Not so for us humans. Nature doesn’t magically equip every manager with perspective. Exactly the opposite: We get sucked into short-sightedness by quotidian tasks, social media, and data overload. As a result, the crucial becomes buried amidst the irrelevant.
Good leaders must overcome the relentless drumbeat of distractions and confusion to stand any chance of attaining perspective. One way to do it: Step back for a few minutes of quiet reflection, every day. Withdraw from the distracting swirl of the mundane to ponder what’s critical in the longer run. After all, your greatest value won’t be as “micromanager in chief,” but as one who can take in the big picture that others may miss.
The Harvard-based scholar Ronald Heiftetz conveys this idea through the metaphor of “ getting off the dance floor and getting up on the balcony ” to perceive the patterns that aren’t perceptible from amidst the action.
Let’s stretch (pardon the pun) our metaphor even further: Because their keen eyesight and elevated perspective gives them insight on what’s coming, giraffes play a sentinel role not just for their own herd, but for zebra, antelope and many other species as well. When an alarmed giraffe suddenly turns tail and runs, other animals instinctively flee also, “presuming” that the giraffe is running for a reason, like having spotted a lion in the distance.
So too, the most valuable organizational leaders are reliable, insightful partners who play a “sentinel” role that benefits not just their own “herd” but a wider range of stakeholders. Organizations are enmeshed in complex, interdependent webs of stakeholders: partners, suppliers, vendors, communities, and the broader environment on which all depend. The old-style leader might have thrived as a siloed, hunkered down figure who focused only on his/her own department, organization or industry. The new leader will have the foresight to see what’s coming and the commitment to help other stakeholders prepare for the emerging future.
A second lesson: Be ever-flexible, adapting your role and team to the task at hand: Interestingly, researchers don’t yet fully understand the organizational dynamics of giraffe herds. Unlike baboon packs, where the alpha male relentlessly asserts his control, it’s less easy to discern overtly hierarchical behavior among giraffes.
Similarly, the wise and self-effacing leader learns when to assert leadership from the front, and when to hang back with the “herd,” taking the team’s pulse, and nudging this or that team member to the forefront for a given project.
Indeed, giraffe herds have even more to teach us more about orchestrating teams. It turns out that a herd’s membership sometimes fluctuates: Newcomers may temporarily drift in, while others drift out. Similarly, because the complexity and nature of organizational challenges ever changes, leaders must master the art of pulling together multi-skilled, multi-departmental teams for each unique task that arises, re-configuring work teams fluidly to meet each successive challenge.
Third lesson: Be ‘great-hearted,’ a caring, brave, and energizing leader. The giraffe’s heart is astonishingly powerful, a bio-mechanical marvel that nature has engineered to pump blood vertically to the brain through that long, long neck.

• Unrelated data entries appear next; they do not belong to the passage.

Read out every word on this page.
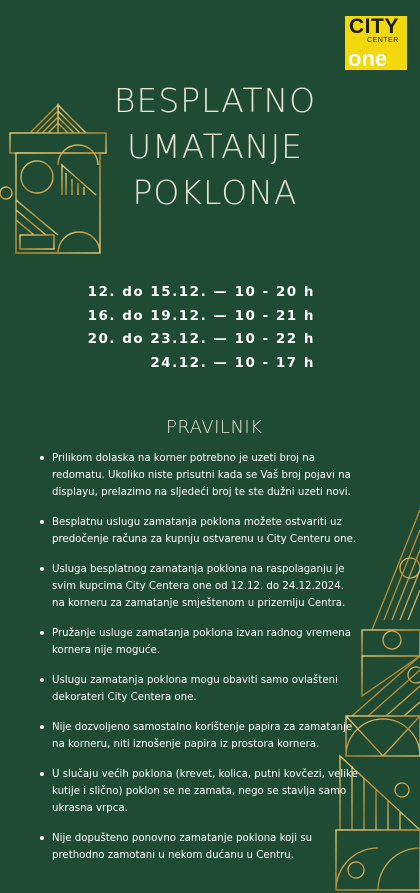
CITY
CENTER
one
BESPLATNO
UMATANJE
POKLONA
12. do 15.12. — 10 - 20 h
16. do 19.12. — 10 - 21 h
20. do 23.12. — 10 - 22 h
24.12. — 10 - 17 h
PRAVILNIK
Prilikom dolaska na korner potrebno je uzeti broj na redomatu. Ukoliko niste prisutni kada se Vaš broj pojavi na displayu, prelazimo na sljedeći broj te ste dužni uzeti novi.
Besplatnu uslugu zamatanja poklona možete ostvariti uz predočenje računa za kupnju ostvarenu u City Centeru one.
Usluga besplatnog zamatanja poklona na raspolaganju je svim kupcima City Centera one od 12.12. do 24.12.2024. na korneru za zamatanje smještenom u prizemlju Centra.
Pružanje usluge zamatanja poklona izvan radnog vremena kornera nije moguće.
Uslugu zamatanja poklona mogu obaviti samo ovlašteni dekorateri City Centera one.
Nije dozvoljeno samostalno korištenje papira za zamatanje na korneru, niti iznošenje papira iz prostora kornera.
U slučaju većih poklona (krevet, kolica, putni kovčezi, velike kutije i slično) poklon se ne zamata, nego se stavlja samo ukrasna vrpca.
Nije dopušteno ponovno zamatanje poklona koji su prethodno zamotani u nekom dućanu u Centru.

And for us managers? Consider how taxing, discouraging, and downright exhausting today’s workplaces have become for so many employees, and let the painful realities of modern work inspire you to cultivate all the qualities that the literary imagination has ever associated with being “great hearted.”
For example, be courageous enough to keep plowing ahead when solutions are elusive and obstacles abundant. Be caring : focus on your colleagues’ lives and careers, not just on your own. And be an energizing force in de-energizing moments, the organizational life blood that revitalizes the team when motivation and morale flag.
A final consideration for those who aspire to leadership excellence. Giraffe life sure looks easy when one observes these graceful animals placidly grazing on the savannah. They didn’t need graduate school, apprenticeships or training programs to develop their long neck, powerful heart, and great eyesight.
In contrast, the leadership traits outlined above don’t come naturally for you or me. Rather, developing one’s leadership gifts is hard work that continues and even intensifies as one rises in an organization. But what worthy work it is, considering the unique opportunity of managing others and helping them to flourish. So, get your giraffe figurine, work hard and lead well.